This content is part of JA Europe‘s Knowledge Network on New Europe
Right after starting high school, when I was around 16 years old, I heard that students participating in my school’s JA Company Programme were doing exceptionally well at the national level. They were winning awards, participating in international competitions and had a leading professor that was named the ‘best in the city’. I wanted to be one of those students!
I wanted to learn how to run a company and create value – both socially and economically. Moreover, I wanted to do it, not just read about it in a book, like many other subjects you learn in high school. “Entrepreneurship and Business Plan Development” soon became one of my elective classes, and the class I considered the most important for my future – which in the end turned out to be true.
What most impressed me about the JA Company Programme was how professional it was, we didn’t pretend to run a company, we actually developed a real tax-regulated business! And the business community took us seriously. We were not considered just a bunch of kids trying to make money, we were regarded as problem solvers creating value for others. Ungt Entreprenørskap (or JA Norway) really taught the Norwegian business community about the importance of young entrepreneurs.

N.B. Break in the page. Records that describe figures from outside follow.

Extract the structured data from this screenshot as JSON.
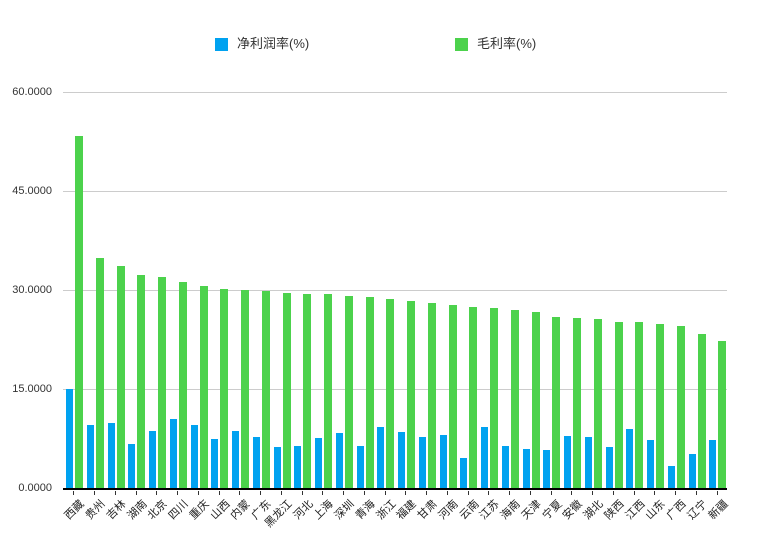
{
  "chart_data": {
    "type": "bar",
    "title": "",
    "legend_position": "top",
    "grid": true,
    "ylim": [
      0,
      60
    ],
    "y_ticks": [
      {
        "value": 60,
        "label": "60.0000"
      },
      {
        "value": 45,
        "label": "45.0000"
      },
      {
        "value": 30,
        "label": "30.0000"
      },
      {
        "value": 15,
        "label": "15.0000"
      },
      {
        "value": 0,
        "label": "0.0000"
      }
    ],
    "x_label_rotation_deg": -45,
    "categories": [
      "西藏",
      "贵州",
      "吉林",
      "湖南",
      "北京",
      "四川",
      "重庆",
      "山西",
      "内蒙",
      "广东",
      "黑龙江",
      "河北",
      "上海",
      "深圳",
      "青海",
      "浙江",
      "福建",
      "甘肃",
      "河南",
      "云南",
      "江苏",
      "海南",
      "天津",
      "宁夏",
      "安徽",
      "湖北",
      "陕西",
      "江西",
      "山东",
      "广西",
      "辽宁",
      "新疆"
    ],
    "series": [
      {
        "name": "净利润率(%)",
        "color": "#00A2F0",
        "values": [
          15.0,
          9.5,
          9.9,
          6.7,
          8.6,
          10.5,
          9.6,
          7.5,
          8.7,
          7.7,
          6.2,
          6.3,
          7.6,
          8.3,
          6.3,
          9.3,
          8.5,
          7.7,
          8.1,
          4.5,
          9.3,
          6.4,
          5.9,
          5.7,
          7.9,
          7.7,
          6.2,
          9.0,
          7.3,
          3.4,
          5.1,
          7.2
        ]
      },
      {
        "name": "毛利率(%)",
        "color": "#4CD24C",
        "values": [
          53.3,
          34.9,
          33.7,
          32.3,
          31.9,
          31.2,
          30.6,
          30.1,
          30.0,
          29.9,
          29.5,
          29.4,
          29.4,
          29.1,
          28.9,
          28.6,
          28.3,
          28.0,
          27.8,
          27.4,
          27.2,
          26.9,
          26.6,
          25.9,
          25.7,
          25.6,
          25.2,
          25.1,
          24.9,
          24.5,
          23.3,
          22.3
        ]
      }
    ],
    "axis_color": "#000000",
    "gridline_color": "#cccccc"
  }
}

While the JA Company Programme helped shape and develop my business acumen, I believe the desire to become an entrepreneur always existed within me. For as long as I can remember I have been a creative and problem-solving type of person, both when it came to theoretical and practical challenges. While vacationing as a child, I remember developing my first “business,” which included dripping water on beach guests if they got too hot from the sun. My motivation? The 50 cents I charged per person, which I then could spend at the local toy store. So as a child, the motivation was to create value for myself, however, and as cliché as it may sound, as I got older the motivation began to move from myself to the people around me. Finally, when I realized that my skills and personal abilities were perfectly in sync with entrepreneurship, I decided that I was meant to become an entrepreneur.
Today, I am 22 years old, and CEO and chairman of my own company, the Intergenerational Meeting (Generasjonsmøtet M AS), actually the same company that I created during my second JA Company Programme! The idea behind the company was born from the distinct gap my colleagues and I noticed, that existed between the local community and our grandparents – seniors in retirement homes. This troubling gab between the two was leaving the elderly in isolation, mainly because they were no longer able to participate as actively in society as they had before, due to practical, physical and psychological reasons. As a consequence of this, we saw that retirement homes and the community at-large existed as two separate worlds instead of one.
Our solution was simple and effective. We enlisted our own friends to visit different homes during their weekends to share their lives and activities with the residents. By bringing both unknown and known activities together, both the young and old were able to exchange experience and knowledge. By doing this, we sought to close the gap of isolation, so that the retirement homes became less foreign to the youth, and the youth and society outside became less foreign to seniors. Retirement homes were soon willing to pay for this service, and today we have 15 part-time employees under the age of 20, all visiting different retirement homes in Oslo, Norway. The net profit is solid and the future looks bright for us!
I definitely attribute a major part of my current success to the JA Company Programme, as it was my first entrepreneurial experience and the place where I learned both the upsides and sacrifices one must make in order to be successful. It gave me the essential practice I needed in order to evolve into the business woman I am today and motivated me to think differently. Most importantly, the programme gave me a passion, without this opportunity I would be a student without a strong understanding of what I want to do in life.
As I wrap this up, I want to share one piece of advice to other young entrepreneurs: failure is as important as success. Don’t be afraid to fail, because failure contains some of the best lessons to help you grow into the best entrepreneur you can be. And when you fail – because most entrepreneurs do fail hundreds of times before finding one success – allow yourself to learn from it. And always move on, don’t get stuck on a failed venture or lost opportunities.
Finally, remember: Everyone can be an entrepreneur, it’s just a matter of self-confidence, belief in your idea, some essential business knowledge (JA can definitely help with this!) and your ability to take risks. The rest is just icing on the cake!